In Short: Chalcedony or Calcedonio glass-making technique was first used in Egypt during Roman times, and then it was re-discovered in Murano in the fifteenth century. The secret of the technique was then lost again and subsequently re-discovered by Murano master glass-maker Lorenzo Radi in the later part of the 19th century.
Beautiful chalcedony glass was a part of Venetian movement to rediscover ancient artistic techniques, with Murano Glass masters trying to recreate glassware from antiquity. Ancient Roman glassware created in Alexandria, Egypt attracted their attention with its streaks of rich colors in natural patterns similar to chalcedony mineral.
In addition, prices of jewelry and decorative items made of semi-precious stones such as chalcedony, malachite, agate, and onyx were very high in the fourteenth and fifteenth century, and Murano's masters strove to offer a cheaper alternative with the same distinctive features of natural stones.
Hence Calcedonio or Chalcedony glass-making technique was invented in the middle of the fifteenth century. This technique involves mixing scraps of colored and white opaline or iridescent glass and Cristallo glass and fusing them together under high temperatures. Once the pieces fuse completely, various mineral oxides are added repeatedly to the glass mixture and dispersed to create unique color effects. These may include cobalt oxide to achieve blue colors, nitrate of silver for matte appearance, potassium oxide, and others.
Finally, the objects are blown from the mixture into the desired form, and characteristic color streaks obtained by using mineral oxides become even more pronounced as the glass curves during this process.

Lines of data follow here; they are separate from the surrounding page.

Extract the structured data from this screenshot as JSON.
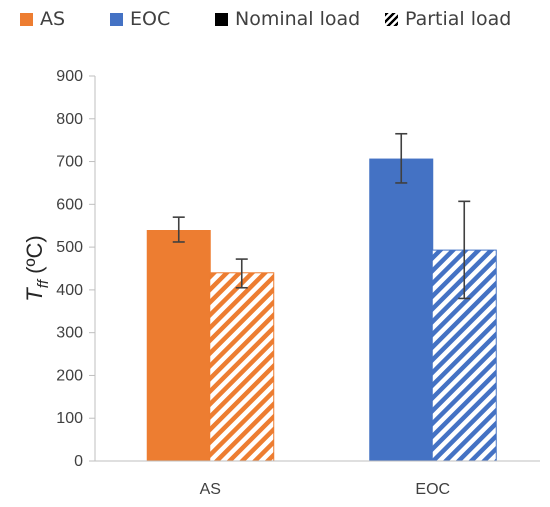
{
  "legend": [
    {
      "label": "AS",
      "color": "#ED7D31",
      "style": "solid",
      "icon": "solid-square-icon"
    },
    {
      "label": "EOC",
      "color": "#4472C4",
      "style": "solid",
      "icon": "solid-square-icon"
    },
    {
      "label": "Nominal load",
      "color": "#000000",
      "style": "solid",
      "icon": "solid-square-icon"
    },
    {
      "label": "Partial load",
      "color": "#000000",
      "style": "hatched",
      "icon": "hatched-square-icon"
    }
  ],
  "chart_data": {
    "type": "bar",
    "categories": [
      "AS",
      "EOC"
    ],
    "ylabel_main": "T",
    "ylabel_sub": "ff",
    "ylabel_rest": " (ºC)",
    "ylim": [
      0,
      900
    ],
    "yticks": [
      0,
      100,
      200,
      300,
      400,
      500,
      600,
      700,
      800,
      900
    ],
    "grid": false,
    "legend_position": "top",
    "colors": {
      "AS": "#ED7D31",
      "EOC": "#4472C4"
    },
    "series": [
      {
        "name": "Nominal load",
        "pattern": "solid",
        "values": [
          540,
          707
        ],
        "err_low": [
          512,
          650
        ],
        "err_high": [
          570,
          765
        ]
      },
      {
        "name": "Partial load",
        "pattern": "hatched",
        "values": [
          440,
          493
        ],
        "err_low": [
          405,
          380
        ],
        "err_high": [
          472,
          607
        ]
      }
    ]
  }
}
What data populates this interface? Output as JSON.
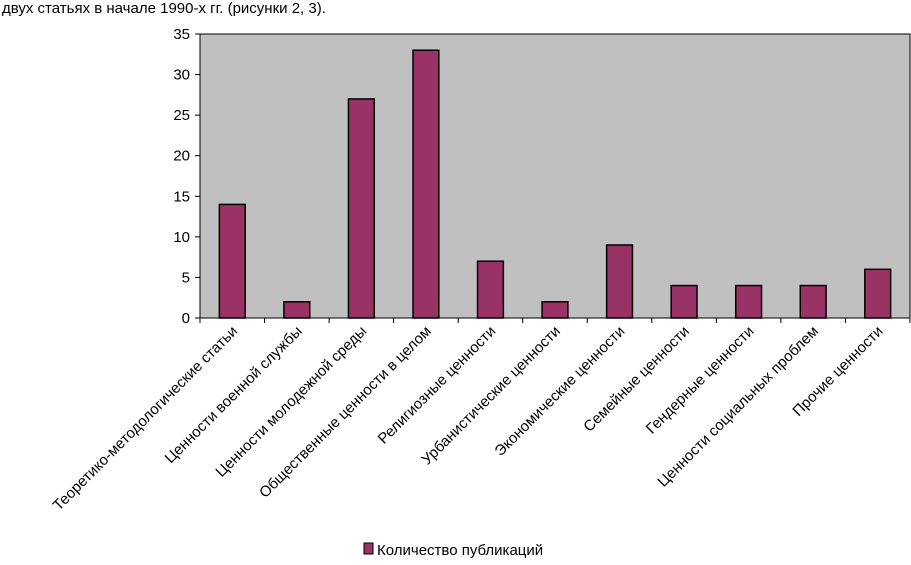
{
  "caption": "двух статьях в начале 1990-х гг. (рисунки 2, 3).",
  "colors": {
    "bar": "#993366",
    "plot_bg": "#c0c0c0"
  },
  "chart_data": {
    "type": "bar",
    "categories": [
      "Теоретико-методологические статьи",
      "Ценности военной службы",
      "Ценности молодежной среды",
      "Общественные ценности в целом",
      "Религиозные ценности",
      "Урбанистические ценности",
      "Экономические ценности",
      "Семейные ценности",
      "Гендерные ценности",
      "Ценности социальных проблем",
      "Прочие ценности"
    ],
    "series": [
      {
        "name": "Количество публикаций",
        "values": [
          14,
          2,
          27,
          33,
          7,
          2,
          9,
          4,
          4,
          4,
          6
        ]
      }
    ],
    "ylim": [
      0,
      35
    ],
    "yticks": [
      "0",
      "5",
      "10",
      "15",
      "20",
      "25",
      "30",
      "35"
    ],
    "grid": false,
    "legend": "bottom"
  }
}
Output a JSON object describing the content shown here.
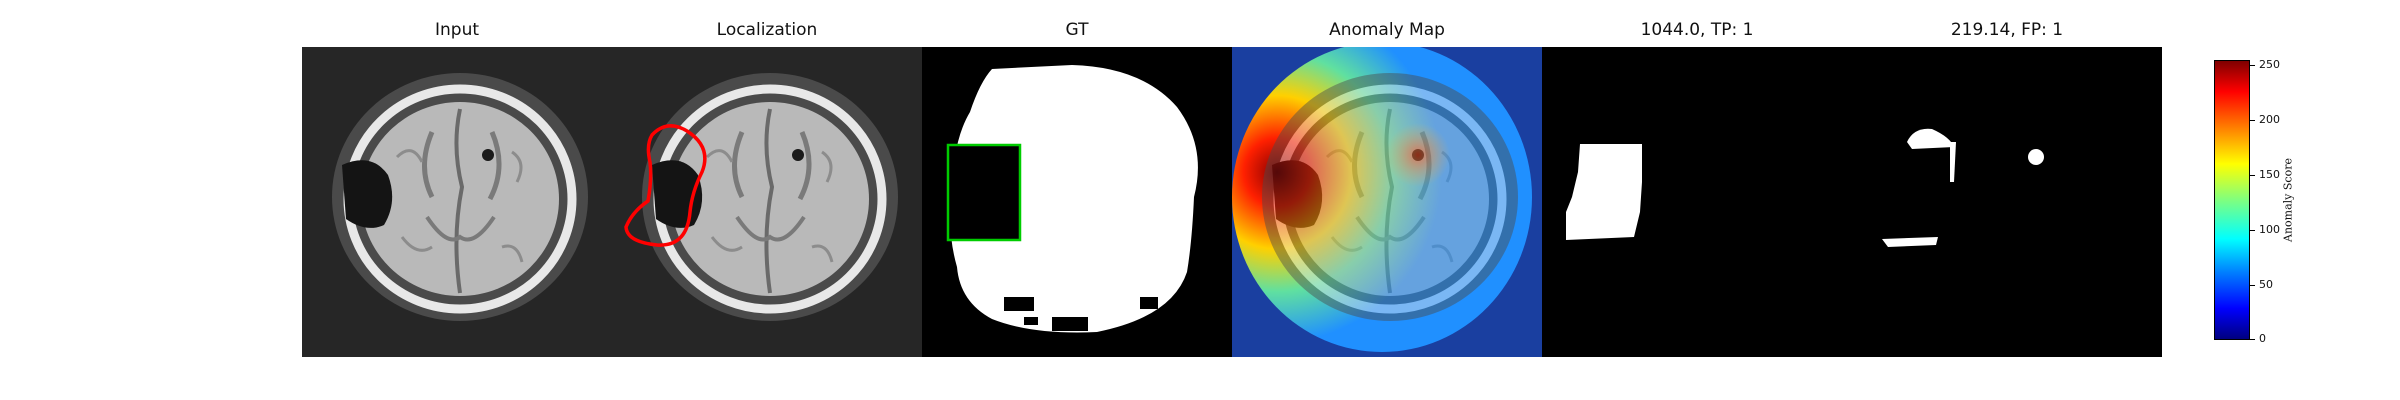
{
  "panels": {
    "input_title": "Input",
    "localization_title": "Localization",
    "gt_title": "GT",
    "anomaly_map_title": "Anomaly Map",
    "tp_title": "1044.0, TP: 1",
    "fp_title": "219.14, FP: 1"
  },
  "colorbar": {
    "label": "Anomaly Score",
    "ticks": [
      "0",
      "50",
      "100",
      "150",
      "200",
      "250"
    ]
  },
  "colors": {
    "localization_contour": "#ff0000",
    "gt_box": "#00cc00",
    "mask": "#ffffff",
    "background": "#000000"
  }
}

Chalcedony glass enjoyed great popularity among the wealthy within and outside Venetian Republic in the fifteenth and sixteenth century due to its exotic chromatic effects and the look that imitated expensive semi-precious stones. It was used to create cups, pitchers, goblets, bowls and various other tableware, as well as decorative pieces for the noble homes, such as vases and sculptures. Later during seventeenth and eighteenth centuries Murano masters started adding molten Avventurina glass to chalcedony vitreous paste, in order to add sparkly accents to the look.
As with so many Murano Glass techniques, the recipe for making chalcedony glass was lost at the end of the eighteenth century. Luckily, in the middle of the nineteenth century a glass master on Murano named Lorenzo Radi rediscovered the secret of making the chalcedony glass paste that was used to achieve the looks very similar to the ones created in the sixteenth century. A precursor to the chalcedony glass revival of the twentieth and twenty-first centuries, Radi's style focused on simple linear forms, letting the beautiful chromatic combinations and veined designs take the center stage.
Contemporary Murano glass artists took interest in the potential of chalcedony glass and Radi's designs, and have been creating contemporary art glass pieces in chalcedony techniques, which one may see in various galleries and private residences. This makes chalcedony one of the oldest decorative glass-making techniques that are still in use today.